黒羽・霧亜 & 黒楼・斬夜

●蜜と唾

 クリスマスの夜、霧亜と斬夜は家でのんびりと過ごしていた。  ソファでひとり待っていた霧亜は、キッチンの方を見る。さっきまで隣にいた斬夜は、今そっちで何かをやっているようだ。何をしているのか見に行こうと思ったその時。
「じゃじゃ〜ん!」
 と、楽しそうに斬夜がキッチンから出てくる。傾けないように気を付けつつ斬夜が持ってきたのは小さな苺のケーキだった。
「どこで買った」
「失礼なこと言わないでよー! アタシが作ったんだよ!」
 掃除洗濯などの他の家事は上手いくせに料理は苦手な斬夜が作ったものだと思えなくて、そのケーキが売り物だと直感的に思い霧亜は眉をひそめる。

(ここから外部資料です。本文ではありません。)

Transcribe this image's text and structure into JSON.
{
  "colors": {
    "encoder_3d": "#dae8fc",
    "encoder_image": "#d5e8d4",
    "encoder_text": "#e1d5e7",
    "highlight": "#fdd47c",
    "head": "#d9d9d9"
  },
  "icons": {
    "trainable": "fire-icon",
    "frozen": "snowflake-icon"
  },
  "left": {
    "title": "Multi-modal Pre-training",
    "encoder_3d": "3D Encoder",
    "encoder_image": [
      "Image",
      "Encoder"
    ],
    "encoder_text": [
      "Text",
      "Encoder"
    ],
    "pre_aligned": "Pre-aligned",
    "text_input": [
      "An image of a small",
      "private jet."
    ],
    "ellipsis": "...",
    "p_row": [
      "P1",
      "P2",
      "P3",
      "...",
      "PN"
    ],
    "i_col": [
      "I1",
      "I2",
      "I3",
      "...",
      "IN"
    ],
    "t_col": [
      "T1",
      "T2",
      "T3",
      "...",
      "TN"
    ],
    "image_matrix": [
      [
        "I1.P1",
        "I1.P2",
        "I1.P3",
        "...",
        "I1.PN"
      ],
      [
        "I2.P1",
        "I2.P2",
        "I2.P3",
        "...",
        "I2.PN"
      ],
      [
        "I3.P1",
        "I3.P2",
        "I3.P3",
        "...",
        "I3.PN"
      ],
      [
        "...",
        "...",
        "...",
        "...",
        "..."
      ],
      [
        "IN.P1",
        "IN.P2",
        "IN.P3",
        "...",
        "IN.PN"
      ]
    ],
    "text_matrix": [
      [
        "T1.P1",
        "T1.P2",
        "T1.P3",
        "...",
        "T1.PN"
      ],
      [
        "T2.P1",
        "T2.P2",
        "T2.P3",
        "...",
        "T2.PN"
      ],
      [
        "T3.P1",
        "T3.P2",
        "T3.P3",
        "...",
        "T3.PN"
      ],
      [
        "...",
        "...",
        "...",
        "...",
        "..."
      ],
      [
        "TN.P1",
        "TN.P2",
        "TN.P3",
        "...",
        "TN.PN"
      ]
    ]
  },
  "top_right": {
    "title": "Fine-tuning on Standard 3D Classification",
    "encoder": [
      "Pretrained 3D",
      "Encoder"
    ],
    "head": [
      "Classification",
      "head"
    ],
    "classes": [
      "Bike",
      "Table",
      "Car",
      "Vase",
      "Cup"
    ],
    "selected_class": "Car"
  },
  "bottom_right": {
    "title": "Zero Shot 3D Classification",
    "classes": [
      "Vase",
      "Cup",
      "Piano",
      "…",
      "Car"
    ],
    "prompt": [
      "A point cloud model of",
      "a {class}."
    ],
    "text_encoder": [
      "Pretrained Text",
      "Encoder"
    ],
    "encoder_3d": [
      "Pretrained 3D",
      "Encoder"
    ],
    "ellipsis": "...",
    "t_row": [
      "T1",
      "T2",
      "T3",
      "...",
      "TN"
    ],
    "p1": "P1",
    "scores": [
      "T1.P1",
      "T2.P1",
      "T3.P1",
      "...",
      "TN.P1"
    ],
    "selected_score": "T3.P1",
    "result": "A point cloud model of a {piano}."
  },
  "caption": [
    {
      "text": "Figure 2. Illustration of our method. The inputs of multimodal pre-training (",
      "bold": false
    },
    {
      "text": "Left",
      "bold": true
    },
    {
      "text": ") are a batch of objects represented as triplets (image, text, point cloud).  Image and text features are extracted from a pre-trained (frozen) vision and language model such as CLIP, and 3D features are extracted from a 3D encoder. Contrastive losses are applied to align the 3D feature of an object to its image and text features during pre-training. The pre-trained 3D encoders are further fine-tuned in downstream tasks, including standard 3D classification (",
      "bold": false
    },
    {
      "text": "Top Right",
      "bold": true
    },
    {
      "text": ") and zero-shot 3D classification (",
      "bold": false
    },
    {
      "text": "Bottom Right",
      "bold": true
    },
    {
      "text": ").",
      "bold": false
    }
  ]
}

「嘘をつくな。貴様がそんな普通のケーキを作れるわけがない」
 立ち上がって拳を握りキッパリと否定する霧亜の態度に思わず頬を膨らまさせて斬夜は怒る。
「今日のために、友達に教えてもらってたの!」
 そのまま強引に霧亜をソファーに座らせ、机に置いたケーキに包丁をいれる。苺とたっぷりのホイップクリームが綺麗な断面を見せる。少しスポンジのふくらみが足りないような気がするが、今までとは格段に違う普通に美味しそうなケーキだった。
「ほら、霧亜! あーん!」
 ケーキの一欠けらをフォークでとり、霧亜に差し出す。
(「きっと食べてくれないだろうなぁ」)
 冗談のつもりだった。自分の料理は本当に下手で、霧亜は滅多なことがない限り手料理を食べてくれない。その上、プライドも高いので斬夜の手を借りて食べることは、絶対にしない……筈だった。
 霧亜は無言でケーキを見つめた後、大人しくケーキをぱくりと食べる。斬夜は眼をぱちくりする。
「今日は素直だねえ……」
「別に……」
 びっくりしながらも嬉しそうな斬夜に霧亜はクールにこたえる。
「美味しい?」
 斬夜の問いに、霧亜はニヤリと笑うと、強引に斬夜の肩を抱き引き寄せた。斬夜が恋人の急な行動に驚くまもなく、口付けをされる。そのまま、口をこじ開けるように、舌とケーキが入ってきて……。口移しでケーキを食べさせられ、斬夜の顔は真っ赤だ。
「もー! 恥ずかしいよー!」
 急なキスに驚いて真っ赤な顔で霧亜の背中をぽかすか殴る斬夜と反対に、つんとした無表情で霧亜はそっぽを向いている。
「……美味かったか?」
 衝撃で味を感じていなかった斬夜だったが、一度意識すれば、口の中に広がるのは単純、かつ致命的な間違いの味。
「……砂糖と塩、間違えたみたい……」
 今度こそ上手くいったと思ったのに、甘いもの好きな恋人に変なモノを食べさせてしまった、とがっくりと肩を落とす斬夜の頭を無造作に霧亜は撫でる。
「まったく……来年は間違えるな、いいな」
 霧亜は口元を一見皮肉そうに歪める。でも斬夜は、その笑みに本当は皮肉なんて全然こもっていない事を知っていた。